If your mental health condition includes the features described above, your physician may recommend antipsychotic medications such as Lithium, quetiapine, divalproex, asenapine, aripiprazole, paliperidone, risperidone, and cariprazine.

 

CANMAT/ISBD Treatment Guidelines for bipolar I recommend quetiapine, lithium, divalproex, and lamotrigine, as well as lurasidone in a combination treatment with lithium or divalproex.

It is also important to recognize that antidepressant alone are specifically not recommended due to “negative evidence” i.e. studies have shown that SSRIs ae not effective in controlling depression symptoms. Lithium, quetiapine, divalproex, asenapine, aripiprazole, paliperidone, risperidone, and cariprazine alone or in combination are recommended as first-line treatments for acute mania.

 

Conclusions:

  • Pharmacogenetic testing can identify whether antidepressant intolerance is caused by altered drug metabolism.
  • If a pharmocgenetic test of high sensitivity finds a patient has a normal pharmacogenetic profile for current drug therapy, this may warrant a diagnosis re-evaluation.
  • Patients who display the diagnostic features for a bipolar depression diagnosis should be treated with antipsychotic medications rather than with antidepressants.
  • Pharmacogenetic testing can also help to assess how antipsychotic medications are metabolized by your body.

 

 

Selected References:

Yatham LN, Kennedy SH, Parikh SV, Schaffer A, Bond DJ, Frey BN et al. Canadian Network for Mood and Anxiety Treatments (CANMAT) and International Society for Bipolar Disorders (ISBD) 2018 guidelines for the management of patients with bipolar disorder. Bipolar Disord. 2018;20:97-170.

 

Roy-Byrne, P., MD. Treatment-refractory anxiety; definition, risk factors, and treatment challenges. Dialogues Clin Neurosci. 2015 Jun; 17(2): 191–206.

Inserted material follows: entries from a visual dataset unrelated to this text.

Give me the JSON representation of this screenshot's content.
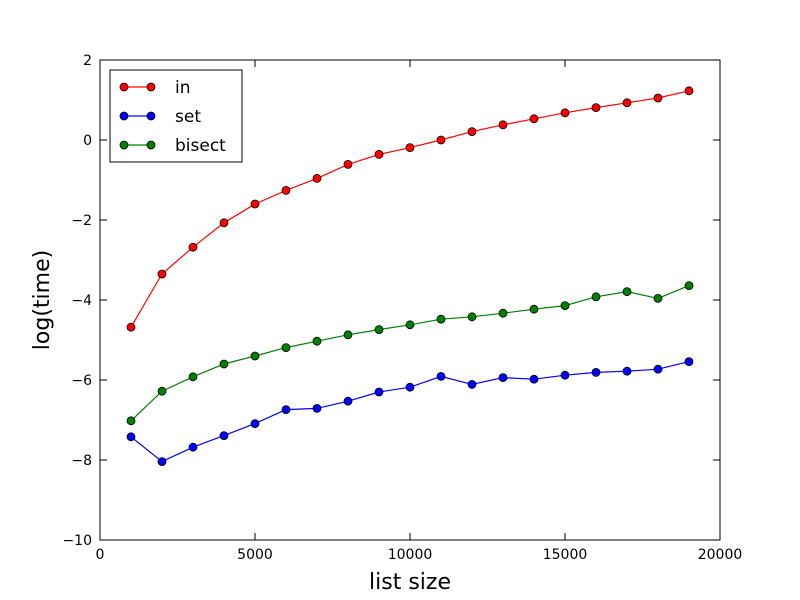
{
  "chart_data": {
    "type": "line",
    "title": "",
    "xlabel": "list size",
    "ylabel": "log(time)",
    "xlim": [
      0,
      20000
    ],
    "ylim": [
      -10,
      2
    ],
    "x_ticks": [
      0,
      5000,
      10000,
      15000,
      20000
    ],
    "y_ticks": [
      -10,
      -8,
      -6,
      -4,
      -2,
      0,
      2
    ],
    "grid": false,
    "legend_position": "top-left",
    "x": [
      1000,
      2000,
      3000,
      4000,
      5000,
      6000,
      7000,
      8000,
      9000,
      10000,
      11000,
      12000,
      13000,
      14000,
      15000,
      16000,
      17000,
      18000,
      19000
    ],
    "series": [
      {
        "name": "in",
        "color": "#ff0000",
        "values": [
          -4.68,
          -3.35,
          -2.68,
          -2.07,
          -1.6,
          -1.26,
          -0.96,
          -0.61,
          -0.36,
          -0.19,
          0.0,
          0.21,
          0.38,
          0.53,
          0.68,
          0.81,
          0.93,
          1.05,
          1.23
        ]
      },
      {
        "name": "set",
        "color": "#0000ff",
        "values": [
          -7.42,
          -8.04,
          -7.68,
          -7.39,
          -7.09,
          -6.74,
          -6.71,
          -6.53,
          -6.3,
          -6.18,
          -5.91,
          -6.11,
          -5.94,
          -5.98,
          -5.88,
          -5.81,
          -5.78,
          -5.73,
          -5.54
        ]
      },
      {
        "name": "bisect",
        "color": "#008000",
        "values": [
          -7.02,
          -6.28,
          -5.92,
          -5.6,
          -5.4,
          -5.19,
          -5.03,
          -4.87,
          -4.74,
          -4.62,
          -4.48,
          -4.42,
          -4.33,
          -4.23,
          -4.14,
          -3.92,
          -3.79,
          -3.96,
          -3.64
        ]
      }
    ]
  }
}
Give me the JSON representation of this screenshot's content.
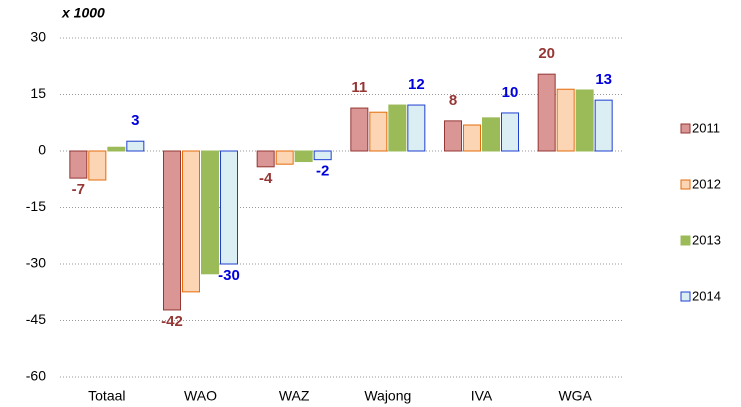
{
  "chart_data": {
    "type": "bar",
    "subtitle": "x 1000",
    "categories": [
      "Totaal",
      "WAO",
      "WAZ",
      "Wajong",
      "IVA",
      "WGA"
    ],
    "series": [
      {
        "name": "2011",
        "color": "#d99694",
        "stroke": "#953735",
        "label_color": "#953735",
        "values": [
          -7.2,
          -42.2,
          -4.2,
          11.4,
          8,
          20.4
        ],
        "value_labels": [
          "-7",
          "-42",
          "-4",
          "11",
          "8",
          "20"
        ]
      },
      {
        "name": "2012",
        "color": "#fcd5b5",
        "stroke": "#e46c0a",
        "values": [
          -7.7,
          -37.4,
          -3.5,
          10.3,
          6.9,
          16.4
        ]
      },
      {
        "name": "2013",
        "color": "#9bbb59",
        "stroke": "#9bbb59",
        "values": [
          1,
          -32.6,
          -2.8,
          12.2,
          8.8,
          16.2
        ]
      },
      {
        "name": "2014",
        "color": "#dbeef4",
        "stroke": "#1f3fd0",
        "label_color": "#0000dd",
        "values": [
          2.6,
          -30,
          -2.3,
          12.2,
          10.1,
          13.5
        ],
        "value_labels": [
          "3",
          "-30",
          "-2",
          "12",
          "10",
          "13"
        ]
      }
    ],
    "ylim": [
      -60,
      30
    ],
    "yticks": [
      -60,
      -45,
      -30,
      -15,
      0,
      15,
      30
    ],
    "grid": true,
    "legend": "right"
  }
}
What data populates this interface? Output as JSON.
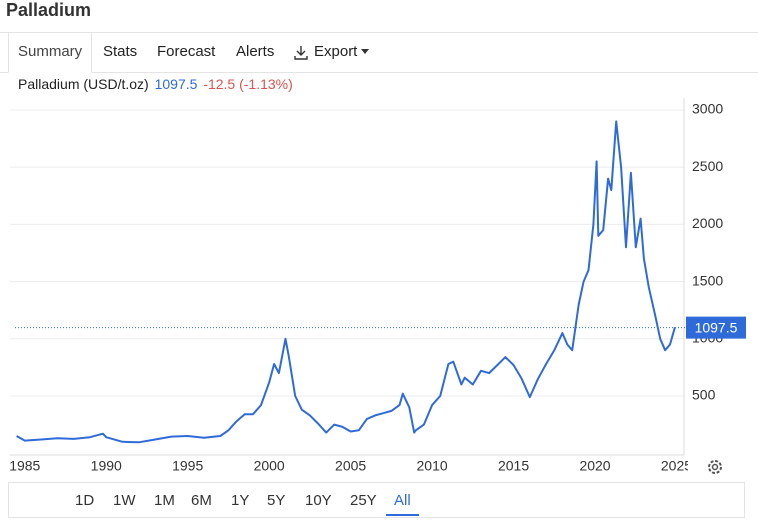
{
  "header": {
    "title": "Palladium"
  },
  "tabs": [
    "Summary",
    "Stats",
    "Forecast",
    "Alerts",
    "Export"
  ],
  "ranges": [
    "1D",
    "1W",
    "1M",
    "6M",
    "1Y",
    "5Y",
    "10Y",
    "25Y",
    "All"
  ],
  "chart_data": {
    "type": "line",
    "x": [
      1984.5,
      1985,
      1986,
      1987,
      1988,
      1989,
      1989.8,
      1990,
      1991,
      1992,
      1993,
      1994,
      1995,
      1996,
      1997,
      1997.5,
      1998,
      1998.5,
      1999,
      1999.5,
      2000,
      2000.3,
      2000.6,
      2001,
      2001.2,
      2001.6,
      2002,
      2002.5,
      2003,
      2003.5,
      2004,
      2004.5,
      2005,
      2005.5,
      2006,
      2006.5,
      2007,
      2007.5,
      2008,
      2008.2,
      2008.6,
      2008.9,
      2009,
      2009.5,
      2010,
      2010.5,
      2011,
      2011.3,
      2011.8,
      2012,
      2012.5,
      2013,
      2013.5,
      2014,
      2014.5,
      2015,
      2015.5,
      2016,
      2016.5,
      2017,
      2017.5,
      2018,
      2018.3,
      2018.6,
      2019,
      2019.3,
      2019.6,
      2019.9,
      2020.1,
      2020.2,
      2020.5,
      2020.8,
      2021,
      2021.3,
      2021.6,
      2021.9,
      2022.2,
      2022.5,
      2022.8,
      2023,
      2023.3,
      2023.7,
      2024,
      2024.3,
      2024.6,
      2024.9
    ],
    "series": [
      {
        "name": "Palladium (USD/t.oz)",
        "color": "#2f6bd8",
        "values": [
          150,
          110,
          120,
          130,
          125,
          140,
          170,
          140,
          100,
          95,
          120,
          145,
          150,
          135,
          150,
          200,
          280,
          340,
          340,
          420,
          620,
          780,
          700,
          1000,
          850,
          500,
          380,
          330,
          260,
          180,
          250,
          230,
          190,
          200,
          300,
          330,
          350,
          370,
          420,
          520,
          400,
          180,
          200,
          250,
          420,
          500,
          780,
          800,
          600,
          660,
          600,
          720,
          700,
          770,
          840,
          770,
          650,
          490,
          650,
          780,
          900,
          1050,
          950,
          900,
          1300,
          1500,
          1600,
          2000,
          2550,
          1900,
          1950,
          2400,
          2300,
          2900,
          2500,
          1800,
          2450,
          1800,
          2050,
          1700,
          1450,
          1200,
          1000,
          900,
          950,
          1100
        ]
      }
    ],
    "last_value": 1097.5,
    "change": "-12.5 (-1.13%)",
    "xlim": [
      1984.4,
      2025.4
    ],
    "xticks": [
      1985,
      1990,
      1995,
      2000,
      2005,
      2010,
      2015,
      2020,
      2025
    ],
    "ylim": [
      0,
      3100
    ],
    "yticks": [
      500,
      1000,
      1500,
      2000,
      2500,
      3000
    ],
    "grid": true
  }
}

Jakubovski E, Johnson JA, Nasir M, Müller-Vahl K, Bloch MH. Systematic review and meta-analysis: Dose-response curve of SSRIs and SNRIs in anxiety disorders. Depress Anxiety. 2019 Mar;36(3):198-212.

Hicks JK et al. Clinical Pharmacogenetics Implementation Consortium (CPIC) Guideline for CYP2D6 and CYP2C19 Genotypes and Dosing of Selective Serotonin Reuptake Inhibitors. Clin Pharmacol Ther. 2015 Aug; 98(2): 127–134.